The life of a prisoner.

The life of a slave.

‘We have to escape,’ I whispered to Stumps.

My comrade stared back blankly.

I had not fought my way through the war in Pannonia, and through Arminius’s treachery in the forest, to live and die a slave. ‘We have to escape,’ I repeated.

‘You’re right,’ I heard behind me. The Latin words were accented, and I turned to see the face of a Batavian auxiliary, one of the light-infantry soldiers recruited into the army from provinces under Rome’s control.

The man was tall, thickset, with a scruff of blond beard covering his face and throat. Batavians were as German as the men who guarded us, but keen allies of Rome; they had chosen the losing side of this battle.

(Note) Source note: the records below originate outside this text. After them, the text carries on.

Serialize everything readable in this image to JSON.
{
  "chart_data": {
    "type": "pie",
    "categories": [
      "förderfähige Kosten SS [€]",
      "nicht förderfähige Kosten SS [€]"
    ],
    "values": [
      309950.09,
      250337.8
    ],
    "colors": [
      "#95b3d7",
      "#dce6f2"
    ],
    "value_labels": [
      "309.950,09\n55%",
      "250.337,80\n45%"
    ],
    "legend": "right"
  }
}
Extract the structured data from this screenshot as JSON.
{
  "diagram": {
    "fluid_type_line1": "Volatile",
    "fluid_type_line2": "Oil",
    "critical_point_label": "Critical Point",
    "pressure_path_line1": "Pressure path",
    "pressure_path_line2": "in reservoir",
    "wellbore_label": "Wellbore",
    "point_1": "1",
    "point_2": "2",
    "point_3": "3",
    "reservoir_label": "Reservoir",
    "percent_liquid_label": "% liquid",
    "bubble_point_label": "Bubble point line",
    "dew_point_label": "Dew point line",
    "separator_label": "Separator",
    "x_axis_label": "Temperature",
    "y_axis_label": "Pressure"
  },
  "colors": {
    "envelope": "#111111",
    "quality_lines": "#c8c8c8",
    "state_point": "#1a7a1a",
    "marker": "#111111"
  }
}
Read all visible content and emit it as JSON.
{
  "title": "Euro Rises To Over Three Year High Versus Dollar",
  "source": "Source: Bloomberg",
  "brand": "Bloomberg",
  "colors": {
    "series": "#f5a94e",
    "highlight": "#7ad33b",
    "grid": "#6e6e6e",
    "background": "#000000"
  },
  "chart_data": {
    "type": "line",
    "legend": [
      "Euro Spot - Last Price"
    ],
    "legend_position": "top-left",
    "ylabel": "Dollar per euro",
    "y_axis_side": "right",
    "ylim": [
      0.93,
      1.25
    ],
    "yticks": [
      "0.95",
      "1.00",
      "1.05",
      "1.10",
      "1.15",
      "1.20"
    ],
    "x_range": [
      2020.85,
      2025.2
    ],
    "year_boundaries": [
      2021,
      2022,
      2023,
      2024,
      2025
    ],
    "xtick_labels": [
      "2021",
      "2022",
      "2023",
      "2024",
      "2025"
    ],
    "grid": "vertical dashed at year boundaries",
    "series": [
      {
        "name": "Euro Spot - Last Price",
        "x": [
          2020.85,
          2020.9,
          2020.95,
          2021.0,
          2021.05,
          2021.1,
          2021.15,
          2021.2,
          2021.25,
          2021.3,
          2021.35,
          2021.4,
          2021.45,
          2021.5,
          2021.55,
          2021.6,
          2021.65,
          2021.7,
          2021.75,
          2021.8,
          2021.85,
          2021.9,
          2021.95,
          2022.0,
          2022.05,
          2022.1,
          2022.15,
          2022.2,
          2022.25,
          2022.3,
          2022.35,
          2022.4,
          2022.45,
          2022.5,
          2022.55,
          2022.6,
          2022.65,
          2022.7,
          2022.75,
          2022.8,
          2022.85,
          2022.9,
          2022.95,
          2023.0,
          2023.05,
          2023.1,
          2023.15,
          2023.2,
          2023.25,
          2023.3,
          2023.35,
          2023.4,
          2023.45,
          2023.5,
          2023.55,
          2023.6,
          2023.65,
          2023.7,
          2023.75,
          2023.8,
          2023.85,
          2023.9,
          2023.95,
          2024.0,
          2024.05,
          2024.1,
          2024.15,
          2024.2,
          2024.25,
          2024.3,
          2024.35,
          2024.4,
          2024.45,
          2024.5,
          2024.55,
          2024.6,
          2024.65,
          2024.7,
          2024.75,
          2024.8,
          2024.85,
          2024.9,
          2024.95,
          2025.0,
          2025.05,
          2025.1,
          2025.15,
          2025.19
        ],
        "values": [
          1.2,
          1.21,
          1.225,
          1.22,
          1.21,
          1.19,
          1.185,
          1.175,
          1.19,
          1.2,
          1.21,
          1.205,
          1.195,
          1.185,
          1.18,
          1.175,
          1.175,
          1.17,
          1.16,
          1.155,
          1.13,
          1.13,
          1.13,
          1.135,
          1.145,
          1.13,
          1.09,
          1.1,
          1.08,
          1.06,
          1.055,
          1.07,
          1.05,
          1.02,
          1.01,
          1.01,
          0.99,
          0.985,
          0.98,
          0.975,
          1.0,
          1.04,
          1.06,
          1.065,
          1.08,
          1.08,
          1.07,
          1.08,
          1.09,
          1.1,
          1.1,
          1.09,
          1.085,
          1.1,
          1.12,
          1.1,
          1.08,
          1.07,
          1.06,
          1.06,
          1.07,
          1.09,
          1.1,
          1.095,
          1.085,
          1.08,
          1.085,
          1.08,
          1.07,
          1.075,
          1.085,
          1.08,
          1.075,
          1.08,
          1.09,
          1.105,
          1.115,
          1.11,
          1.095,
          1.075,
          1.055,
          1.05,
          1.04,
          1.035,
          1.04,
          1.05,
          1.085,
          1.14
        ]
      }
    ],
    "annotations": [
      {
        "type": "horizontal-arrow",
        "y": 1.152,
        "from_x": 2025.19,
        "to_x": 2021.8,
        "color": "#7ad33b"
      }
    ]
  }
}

The man spoke to me, his blue eyes wild and lively. ‘We have to act soon, whilst we have the strength.’ A fighter, who could not conceive of defeat even when the savage evidence of it surrounded him.

I said nothing, simply looking towards the ring of warriors that watched us as wolves eye a tethered goat. Cries of agony rang out from the few Roman officers who had not yet succumbed to their torturers. German jeers rose with each scream.